Hell’ s Kitchen residents demand pedestrian safety measures



The corner of W41st and 10th, where pedestrians are afraid to cross the street, allows up to three lanes of traffic to turn. Photo: Nicole Soviero.

Michael Huarachi went to a recent Community Board 4 meeting to present a petition with over 500 signatures, asking the board to address traffic at the intersection of West 41 Street and 10th Avenue, where three turn lanes lead to the entrance of the Lincoln Tunnel.

One week later, one of his neighbors was hit by a car there while walking his dog.

Huarachi, who has lived on 10th avenue for 14 years, is fed up with feeling unsafe. “In my building alone, which has over 900 units and over 1800 residents, there have been 4 people struck by cars on that block.”

The most recent victim, Cristobal Modesto, sustained injuries to his knee, back and ankles. He  says that it’s time for the city to do more to identify the area as a neighborhood, and suggests adding trees and a bike lane. “I think having trees on the west side between 40th and 41st will help identify that people live here and it’s a community,” he says. “Also having a bike lane may be helpful because it reduces the number of cars and will create a dedicated buffer.”

Success Academy, a charter school for grades K-7, sits on the W41st corner where traffic makes the initial turn, and according to school security guard Tykeisha Norfort, traffic makes drop off and pick up more difficult.

“A lot of parents complain,” she said. “They can’t even stop their car to drop off their kids because that’s how dangerous it is. They can’t even leave their car there for a few seconds.” They either pull over in the left turn lane off W. 40th or cross with their children, on foot, at 41st street. While Norfot says no child has even been injured, parents worry about their children crossing such a hazardous intersection.

“I wish I could be there at lunch or hire a babysitter or even be there for recess,” says Jennifer Hampton, whose nine-year-old attends Success Academy. “I am really scared when she leaves to go to the playground. These drivers don’t care.” The school doesn’t have its own crossing guards, and relies instead on city traffic guards: an NYPD traffic guard on the W41st street corner and sometimes another one across the street. Students are allowed to self-dismiss beginning in 5th grade, which means they can leave at the end of the day without a parent present — making some parents uneasy.

Hampton knows parents who decided not to send their children to the school because of safety concerns. ”All of the parents are concerned,” she said. “Success Academy has another middle school in the area and several people have said they chose not to put their kid in this location because it’s dangerous.”

Hampton thinks the school needs a dedicated crossing guard and more school signage. ”I don’t think people know there is a school there,” she said. “I think the school should add flags to the building. This recommendation was made and the school will try to do something of that nature”.
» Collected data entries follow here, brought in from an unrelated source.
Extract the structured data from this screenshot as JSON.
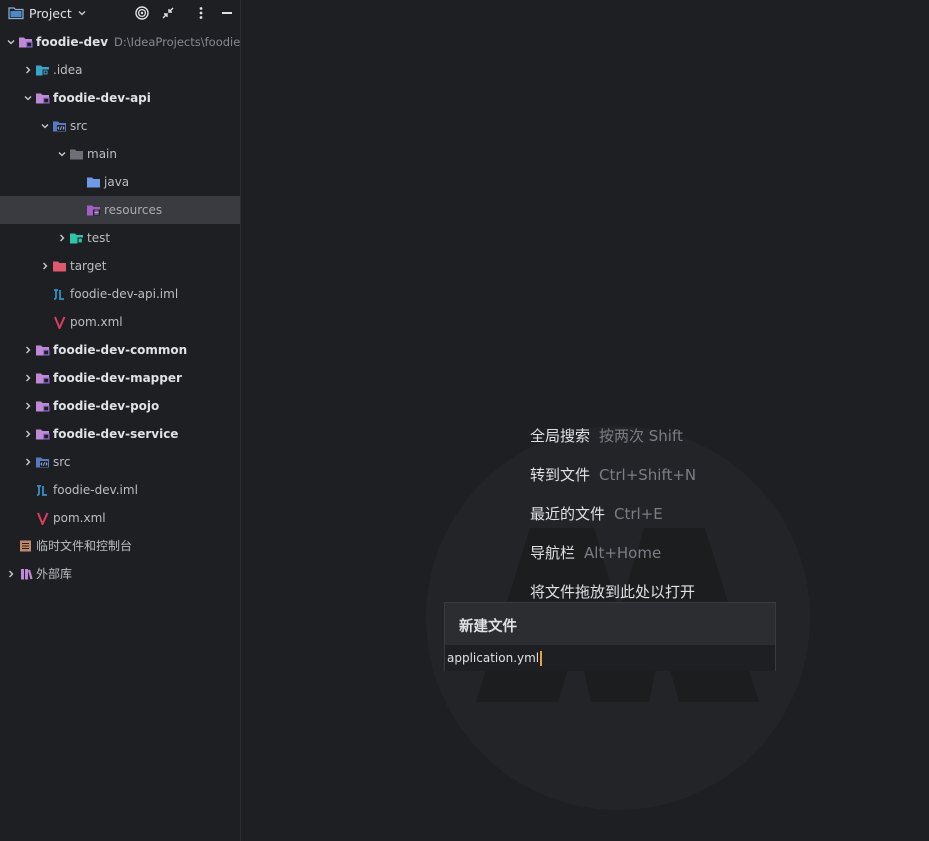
{
  "panel": {
    "title": "Project",
    "buttons": [
      "locate-icon",
      "collapse-icon",
      "more-icon",
      "minimize-icon"
    ]
  },
  "tree": [
    {
      "label": "foodie-dev",
      "hint": "D:\\IdeaProjects\\foodie-de",
      "icon": "module-folder-icon",
      "bold": true,
      "expanded": true
    },
    {
      "label": ".idea",
      "icon": "idea-folder-icon",
      "expanded": false
    },
    {
      "label": "foodie-dev-api",
      "icon": "module-folder-icon",
      "bold": true,
      "expanded": true
    },
    {
      "label": "src",
      "icon": "source-folder-icon",
      "expanded": true
    },
    {
      "label": "main",
      "icon": "folder-icon",
      "expanded": true
    },
    {
      "label": "java",
      "icon": "java-folder-icon"
    },
    {
      "label": "resources",
      "icon": "resources-folder-icon",
      "selected": true
    },
    {
      "label": "test",
      "icon": "test-folder-icon",
      "expanded": false
    },
    {
      "label": "target",
      "icon": "excluded-folder-icon",
      "expanded": false
    },
    {
      "label": "foodie-dev-api.iml",
      "icon": "iml-file-icon"
    },
    {
      "label": "pom.xml",
      "icon": "maven-file-icon"
    },
    {
      "label": "foodie-dev-common",
      "icon": "module-folder-icon",
      "bold": true,
      "expanded": false
    },
    {
      "label": "foodie-dev-mapper",
      "icon": "module-folder-icon",
      "bold": true,
      "expanded": false
    },
    {
      "label": "foodie-dev-pojo",
      "icon": "module-folder-icon",
      "bold": true,
      "expanded": false
    },
    {
      "label": "foodie-dev-service",
      "icon": "module-folder-icon",
      "bold": true,
      "expanded": false
    },
    {
      "label": "src",
      "icon": "source-folder-icon",
      "expanded": false
    },
    {
      "label": "foodie-dev.iml",
      "icon": "iml-file-icon"
    },
    {
      "label": "pom.xml",
      "icon": "maven-file-icon"
    },
    {
      "label": "临时文件和控制台",
      "icon": "scratches-icon"
    },
    {
      "label": "外部库",
      "icon": "library-icon",
      "expanded": false
    }
  ],
  "editor": {
    "hints": [
      {
        "label": "全局搜索",
        "shortcut": "按两次 Shift"
      },
      {
        "label": "转到文件",
        "shortcut": "Ctrl+Shift+N"
      },
      {
        "label": "最近的文件",
        "shortcut": "Ctrl+E"
      },
      {
        "label": "导航栏",
        "shortcut": "Alt+Home"
      },
      {
        "label": "将文件拖放到此处以打开",
        "shortcut": ""
      }
    ]
  },
  "new_file_popup": {
    "title": "新建文件",
    "value": "application.yml"
  },
  "colors": {
    "background": "#1e1f22",
    "selection": "#393b40",
    "caret": "#e6a23c"
  }
}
Colleen Chattergoon, community relation specialist at the Department of Transportation, says that getting a crossing guard at the intersection is a priority. There is a traffic enforcement agent there but they only move traffic along,” she said. “They don’t help pedestrians because it’s not their job.” Chattergoon blames the situation on increased traffic, both buses and cars, and is working with the city and the school to make Success Academy more visible to drivers. Sidewalk planters are another possibility, but according to Chattergoon, “Success Academy would have to get DOT consent and apply in order to have permission to have planters, and the school has not done so.”

Rebecca Milvich, a jewelry designer who frequents the area, thinks pedestrians are fearful because the traffic doesn’t yield. “These trucks should stop before you feel comfortable to walk,” she said, “and I think ultimately the main issue is the intimidation factor of the size of the trucks moving onto that street. They ignore the pedestrian traffic signals in order to make the turn.” Milvich wants to make sure truckers know the consequences of rolling through the intersection. “I think there needs to be warning signals to how much it will cost [the fine for] the trucks” she said, “and of course then enforcement of that”.

Some  CB4 members visited the corner to observe, and have agreed to look into a split phase a traffic signal which separates right-of-way pedestrians from turning traffic. But Huarachi argues that even with a split phase, vehicles can still injure people. Huarachi believes the ultimate solution is to ban large vehicles on W41st street. “I strongly recommend turning W41st street off of 10th avenue on the west side into a pedestrian plaza completely free of cars,” he said. “I know some schools in Chelsea have car-free zones and I think even a temporary car-free zone on W41st street would be ideal”.

Chattergoon said if the community proposes that idea the DOT won’t rule it out. But residents would have to file a claim through the DOT’s pedestrian program and acquire a maintenance partner—an organization that would help with programming, maintenance and beautification of the space.